In many vision experiments, it is important to verify that the observed effects are not a mere outcome of some low-level image properties that are not related to the investigated effect. Several simple models have been used in the literature to rule out such alternative explanations, including computing pixel-wise differences between conditions (Op de Beeck et al., 2001), applying a simple model of V1, such as the GaborJet model (Lades et al., 1993), or applying a more complex model of the visual system, such as HMAX (Riesenhuber & Poggio, 1999). `Psychopy_ext` provides wrapper to these models so that they could be accessed with the same syntax, namely, by passing the filenames or numpy arrays of the images that should be compared. In case the screenshots of the exact displays (as seen by the parcipants) need to be processed, screen captures of the relevant conditions can be taken using Psychopy’s `getMovieFrame()` function.

Pixel-wise differences model is the simplest model for estimating differences between images. Images are converted to grayscale and a Euclidean distance is then computed between all pairs of stimuli, resulting in an n-by-n dissimilarity matrix if there are n images.

GaborJet model (Lades et al., 1993) belongs to the family of minimal V1-like models where image decomposition is performed by convolving an image with Gabor filters of different orientation and spatial frequency. In the GaborJet model, convolution is performed using 8 orientations (in the steps of 22.5 deg) and 5 spatial frequencies on a 10-by-10 grid in the Fourier domain. The output consists of the magnitude and phase of this convolution (arrays of 4000 elements), and the sampled grid positions. For comparing model outputs, only magnitudes are usually used (Xu et al., 2009). In psychopy_ext, the code has been implemented and verified in Python by following Xiaomin Yue’s MatLab implementation available on Irving Biederman’s website.

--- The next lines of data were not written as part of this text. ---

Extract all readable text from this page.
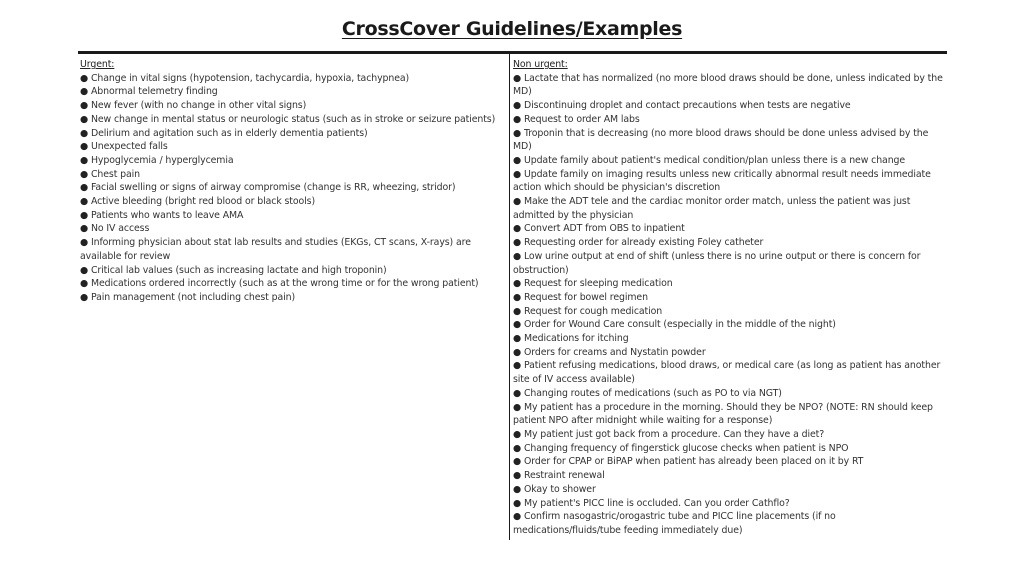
CrossCover Guidelines/Examples
Urgent:
● Change in vital signs (hypotension, tachycardia, hypoxia, tachypnea)
● Abnormal telemetry finding
● New fever (with no change in other vital signs)
● New change in mental status or neurologic status (such as in stroke or seizure patients)
● Delirium and agitation such as in elderly dementia patients)
● Unexpected falls
● Hypoglycemia / hyperglycemia
● Chest pain
● Facial swelling or signs of airway compromise (change is RR, wheezing, stridor)
● Active bleeding (bright red blood or black stools)
● Patients who wants to leave AMA
● No IV access
● Informing physician about stat lab results and studies (EKGs, CT scans, X-rays) are available for review
● Critical lab values (such as increasing lactate and high troponin)
● Medications ordered incorrectly (such as at the wrong time or for the wrong patient)
● Pain management (not including chest pain)
Non urgent:
● Lactate that has normalized (no more blood draws should be done, unless indicated by the MD)
● Discontinuing droplet and contact precautions when tests are negative
● Request to order AM labs
● Troponin that is decreasing (no more blood draws should be done unless advised by the MD)
● Update family about patient's medical condition/plan unless there is a new change
● Update family on imaging results unless new critically abnormal result needs immediate action which should be physician's discretion
● Make the ADT tele and the cardiac monitor order match, unless the patient was just admitted by the physician
● Convert ADT from OBS to inpatient
● Requesting order for already existing Foley catheter
● Low urine output at end of shift (unless there is no urine output or there is concern for obstruction)
● Request for sleeping medication
● Request for bowel regimen
● Request for cough medication
● Order for Wound Care consult (especially in the middle of the night)
● Medications for itching
● Orders for creams and Nystatin powder
● Patient refusing medications, blood draws, or medical care (as long as patient has another site of IV access available)
● Changing routes of medications (such as PO to via NGT)
● My patient has a procedure in the morning. Should they be NPO? (NOTE: RN should keep patient NPO after midnight while waiting for a response)
● My patient just got back from a procedure. Can they have a diet?
● Changing frequency of fingerstick glucose checks when patient is NPO
● Order for CPAP or BiPAP when patient has already been placed on it by RT
● Restraint renewal
● Okay to shower
● My patient's PICC line is occluded. Can you order Cathflo?
● Confirm nasogastric/orogastric tube and PICC line placements (if no medications/fluids/tube feeding immediately due)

HMAX model (Riesenhuber & Poggio, 1999) has been proposed as a generic architecture of the visual cortex. It consists of four image processing layers and an output layer. Initially, a convolution between the image and Gabors of four orientations (in the steps of 45 deg) and 12 spatial frequencies (grouped into 4 channels) is computed. Next, a maximum of outputs of the same orientation over a local patch is taken. Outputs of this operation are pooled together in 256 distinct four-orientation configurations, and a final maximum across all these ##...## is computed. Thus, the output is an array with 256 elements. In `psychopy_ext`, the code has been implemented and verified in Python by following the original 1999 code available on Max Riesenhuber’s website.